Fibered Levels and Global Naturality in the Fractal Consistency Law

Fibered Levels and Global Naturality in the Fractal Consistency Law: Bifibration, adjoint scale maps, Beck--Chevalley coherence, path independence, and integrated hardening of multiscale coarse-graining Structural Foundations of the Fractal Consistency Law This paper presents the multiscale categorical sector of the Fractal Consistency Law (FCL) in a rebuilt and publication-oriented form. Its purpose is to show that the passage between microscopic and coarse-grained descriptions cannot be treated as an arbitrary averaging procedure, but must satisfy a global naturality condition if the theory is to possess a coherent effective sector. The paper formulates the scale architecture as a bifibration over a category of levels, introduces the adjoint pair relating refinement and coarse-graining, states the Beck--Chevalley coherence condition as the local elimination of route ambiguity, and derives the pseudofunctorial path-independence statement for the effective predictive sector.
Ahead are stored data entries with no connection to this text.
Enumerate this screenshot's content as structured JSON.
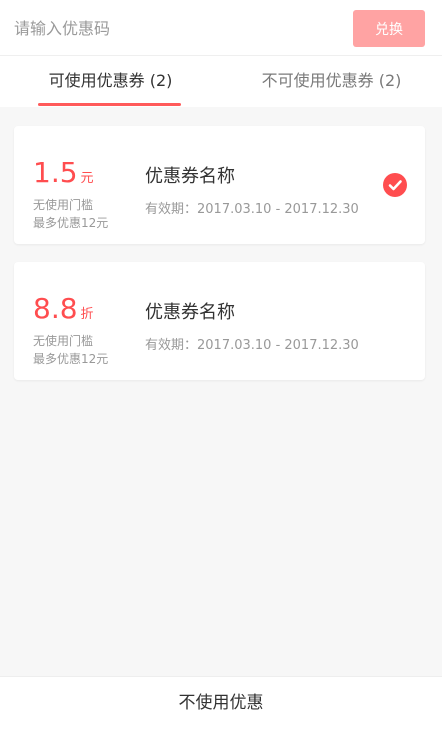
{
  "redeem": {
    "placeholder": "请输入优惠码",
    "button_label": "兑换"
  },
  "tabs": [
    {
      "label": "可使用优惠券 (2)",
      "active": true
    },
    {
      "label": "不可使用优惠券 (2)",
      "active": false
    }
  ],
  "coupons": [
    {
      "value": "1.5",
      "unit": "元",
      "threshold": "无使用门槛",
      "max_discount": "最多优惠12元",
      "name": "优惠券名称",
      "validity": "有效期：2017.03.10 - 2017.12.30",
      "selected": true
    },
    {
      "value": "8.8",
      "unit": "折",
      "threshold": "无使用门槛",
      "max_discount": "最多优惠12元",
      "name": "优惠券名称",
      "validity": "有效期：2017.03.10 - 2017.12.30",
      "selected": false
    }
  ],
  "footer": {
    "label": "不使用优惠"
  },
  "colors": {
    "accent": "#ff4d4f",
    "button_disabled": "#ffa3a3",
    "background": "#f7f7f7"
  },
  "icons": {
    "selected": "check-circle-icon"
  }
}
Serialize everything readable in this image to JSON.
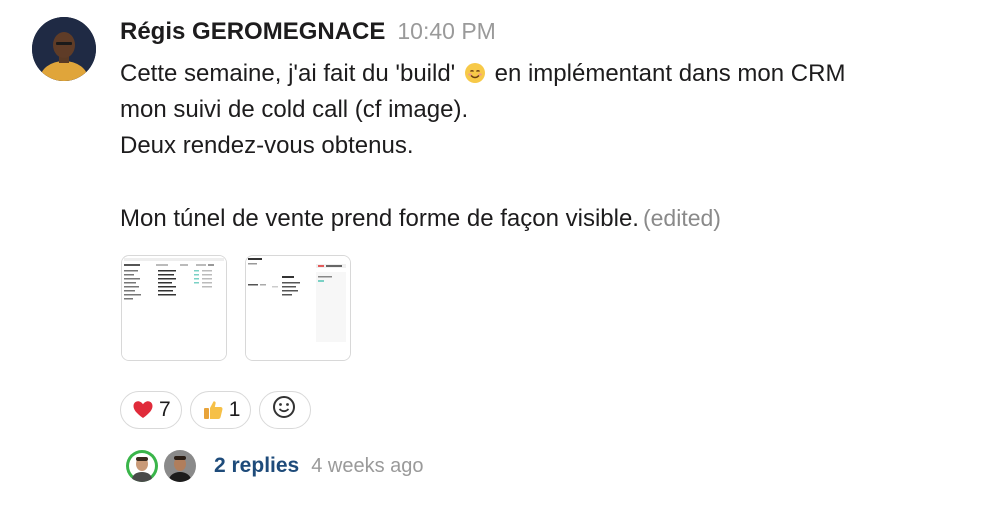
{
  "message": {
    "author": "Régis GEROMEGNACE",
    "timestamp": "10:40 PM",
    "lines": {
      "line1_before_emoji": "Cette semaine, j'ai fait du 'build'",
      "line1_emoji": "smiling-face-emoji",
      "line1_after_emoji": "en implémentant dans mon CRM",
      "line2": "mon suivi de cold call (cf image).",
      "line3": "Deux rendez-vous obtenus.",
      "line5": "Mon túnel de vente prend forme de façon visible."
    },
    "edited_label": "(edited)"
  },
  "attachments": [
    {
      "name": "crm-table-screenshot"
    },
    {
      "name": "crm-pipeline-screenshot"
    }
  ],
  "reactions": [
    {
      "emoji": "red-heart-emoji",
      "count": "7"
    },
    {
      "emoji": "thumbs-up-emoji",
      "count": "1"
    }
  ],
  "add_reaction_icon": "add-reaction-icon",
  "thread": {
    "replies_label": "2 replies",
    "last_reply": "4 weeks ago"
  },
  "colors": {
    "replies_link": "#1e4b7a",
    "muted": "#9a9a9a",
    "avatar_bg": "#1f2a44"
  }
}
The already developed hardening is integrated directly into the body of the manuscript: route independence is defended as a physical admissibility criterion, not as a merely formal embellishment, and the distinction between admissible and arbitrary averaging maps is stated explicitly. Appendices collect the notation and the core coherence equations. The result is a coherent paper in which fibered levels, multiscale naturality, and path-independent prediction appear as a single structural module of the broader FCL program.